Further north, after passing numerous interesting stalls many displaying handcrafts, we came upon the Victoria Park farmers market area. It was converted from the vegetable, bread and fruit displays of the day before to a number of roofed stands with a well-placed stage hosting a three-man Blues group. More feet tapping and bodies swaying. And there was Alana, in the obligatory fluoro jacket, keeping an eye on proceedings.   Meanwhile at the edge of the area the Cambridge Lions were busy dolling out their usual fare from their well-run mobile kitchen – with all profits going back eventually into the community.

Across to the Town Hall – with the main auditorium filled with a large collection of frames holding oils and watercolours from local artists.
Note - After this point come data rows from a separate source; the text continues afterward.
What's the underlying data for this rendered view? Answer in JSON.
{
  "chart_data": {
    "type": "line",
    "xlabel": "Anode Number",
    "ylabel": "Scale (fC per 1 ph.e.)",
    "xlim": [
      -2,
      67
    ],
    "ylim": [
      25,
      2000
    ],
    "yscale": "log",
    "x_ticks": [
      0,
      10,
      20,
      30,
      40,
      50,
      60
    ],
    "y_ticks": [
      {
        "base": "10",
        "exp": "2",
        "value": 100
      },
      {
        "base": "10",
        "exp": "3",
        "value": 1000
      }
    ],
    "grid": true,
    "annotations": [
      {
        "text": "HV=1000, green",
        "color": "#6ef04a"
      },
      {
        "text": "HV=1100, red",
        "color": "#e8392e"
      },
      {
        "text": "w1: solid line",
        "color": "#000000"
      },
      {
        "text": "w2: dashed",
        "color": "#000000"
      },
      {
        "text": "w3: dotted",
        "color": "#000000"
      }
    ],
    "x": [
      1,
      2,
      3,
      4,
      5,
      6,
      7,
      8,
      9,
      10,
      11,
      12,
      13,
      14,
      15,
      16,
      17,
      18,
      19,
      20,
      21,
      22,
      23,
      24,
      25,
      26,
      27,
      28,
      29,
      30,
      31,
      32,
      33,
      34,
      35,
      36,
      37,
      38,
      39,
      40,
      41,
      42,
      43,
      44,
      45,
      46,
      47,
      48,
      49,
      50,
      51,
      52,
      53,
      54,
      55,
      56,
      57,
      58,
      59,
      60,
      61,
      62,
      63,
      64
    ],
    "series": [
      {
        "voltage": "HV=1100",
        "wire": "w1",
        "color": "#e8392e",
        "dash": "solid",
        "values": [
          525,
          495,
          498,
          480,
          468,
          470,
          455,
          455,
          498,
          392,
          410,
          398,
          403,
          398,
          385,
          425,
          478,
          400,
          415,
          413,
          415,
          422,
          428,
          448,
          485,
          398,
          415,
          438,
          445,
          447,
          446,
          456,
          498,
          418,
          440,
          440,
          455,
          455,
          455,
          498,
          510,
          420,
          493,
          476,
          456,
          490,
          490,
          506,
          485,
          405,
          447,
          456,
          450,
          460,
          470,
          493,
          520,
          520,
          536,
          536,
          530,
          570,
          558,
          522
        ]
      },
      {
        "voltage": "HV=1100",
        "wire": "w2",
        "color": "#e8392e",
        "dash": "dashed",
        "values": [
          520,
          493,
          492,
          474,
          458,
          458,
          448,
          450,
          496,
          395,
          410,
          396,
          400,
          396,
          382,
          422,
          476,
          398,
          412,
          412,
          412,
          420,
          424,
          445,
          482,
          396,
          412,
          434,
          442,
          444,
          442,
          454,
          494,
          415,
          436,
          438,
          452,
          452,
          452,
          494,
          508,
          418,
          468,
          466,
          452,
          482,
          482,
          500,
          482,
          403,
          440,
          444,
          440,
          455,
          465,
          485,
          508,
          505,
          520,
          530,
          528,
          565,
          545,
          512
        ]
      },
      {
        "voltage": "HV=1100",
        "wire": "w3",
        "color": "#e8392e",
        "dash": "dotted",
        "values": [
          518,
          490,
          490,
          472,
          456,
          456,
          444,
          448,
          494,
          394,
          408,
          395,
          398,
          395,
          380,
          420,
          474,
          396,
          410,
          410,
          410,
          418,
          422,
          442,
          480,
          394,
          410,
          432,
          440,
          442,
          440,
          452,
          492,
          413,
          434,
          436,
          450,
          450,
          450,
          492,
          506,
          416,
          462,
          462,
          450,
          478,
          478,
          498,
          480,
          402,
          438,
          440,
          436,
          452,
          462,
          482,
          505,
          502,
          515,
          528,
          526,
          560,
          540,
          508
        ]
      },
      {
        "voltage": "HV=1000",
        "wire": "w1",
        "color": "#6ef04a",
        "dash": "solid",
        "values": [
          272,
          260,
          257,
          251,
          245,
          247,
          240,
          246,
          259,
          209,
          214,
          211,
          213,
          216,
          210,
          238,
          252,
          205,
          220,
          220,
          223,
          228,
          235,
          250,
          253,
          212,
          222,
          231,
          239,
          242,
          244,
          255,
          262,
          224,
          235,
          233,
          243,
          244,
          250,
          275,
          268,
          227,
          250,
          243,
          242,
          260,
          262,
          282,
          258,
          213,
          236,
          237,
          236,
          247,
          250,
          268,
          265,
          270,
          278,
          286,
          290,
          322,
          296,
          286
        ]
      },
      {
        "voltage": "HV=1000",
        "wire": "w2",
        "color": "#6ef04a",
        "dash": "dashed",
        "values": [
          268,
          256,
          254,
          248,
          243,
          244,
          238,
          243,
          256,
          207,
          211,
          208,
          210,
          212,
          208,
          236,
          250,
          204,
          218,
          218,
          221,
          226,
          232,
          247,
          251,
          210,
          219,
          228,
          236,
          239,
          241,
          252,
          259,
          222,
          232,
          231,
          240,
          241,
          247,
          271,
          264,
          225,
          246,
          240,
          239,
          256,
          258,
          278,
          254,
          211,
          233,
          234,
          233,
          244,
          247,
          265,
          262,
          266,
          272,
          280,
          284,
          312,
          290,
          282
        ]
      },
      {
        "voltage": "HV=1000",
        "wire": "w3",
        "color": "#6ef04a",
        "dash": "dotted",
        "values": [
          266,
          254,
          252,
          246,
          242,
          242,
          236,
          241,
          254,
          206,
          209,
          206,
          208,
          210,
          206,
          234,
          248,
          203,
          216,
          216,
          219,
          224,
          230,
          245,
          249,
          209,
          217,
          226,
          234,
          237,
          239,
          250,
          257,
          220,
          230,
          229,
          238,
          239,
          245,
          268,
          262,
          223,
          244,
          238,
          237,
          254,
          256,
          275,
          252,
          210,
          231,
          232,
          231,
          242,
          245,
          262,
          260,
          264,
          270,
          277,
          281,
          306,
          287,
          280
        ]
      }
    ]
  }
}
There is plenty of talent in this town. In the adjacent Victoria Room were a magnificent series of photographs which had me itching to get my camera out of the cupboard.

Right outside the front door – much to the relief of many parents and grandparents – a delightful clown was hosting a performance for a large group of little people – who were squealing with delight.

Cambridge Town Hall during the Autumn Festival 2024

Further down Victoria Street a lone contralto voice with guitar accompaniment presented soulful music that, too, attracted a good crowd of attendees.

This is not a one-day affair –   it runs for 10 days with many opportunities to enjoy music, theatres, visual arts and dining. We are heading on today (Thursday) to Te Awa Retirement Village – who ever thought that such an establishment would host a Blues evening in their fine Woolshed facility? But they do and it works well there.

Putting aside the horrors of orange cones, blocked-off streets and emerging cycle paths, Cambridge was in full swing of enjoyment, happy memories and grateful appreciation of the hard working trust.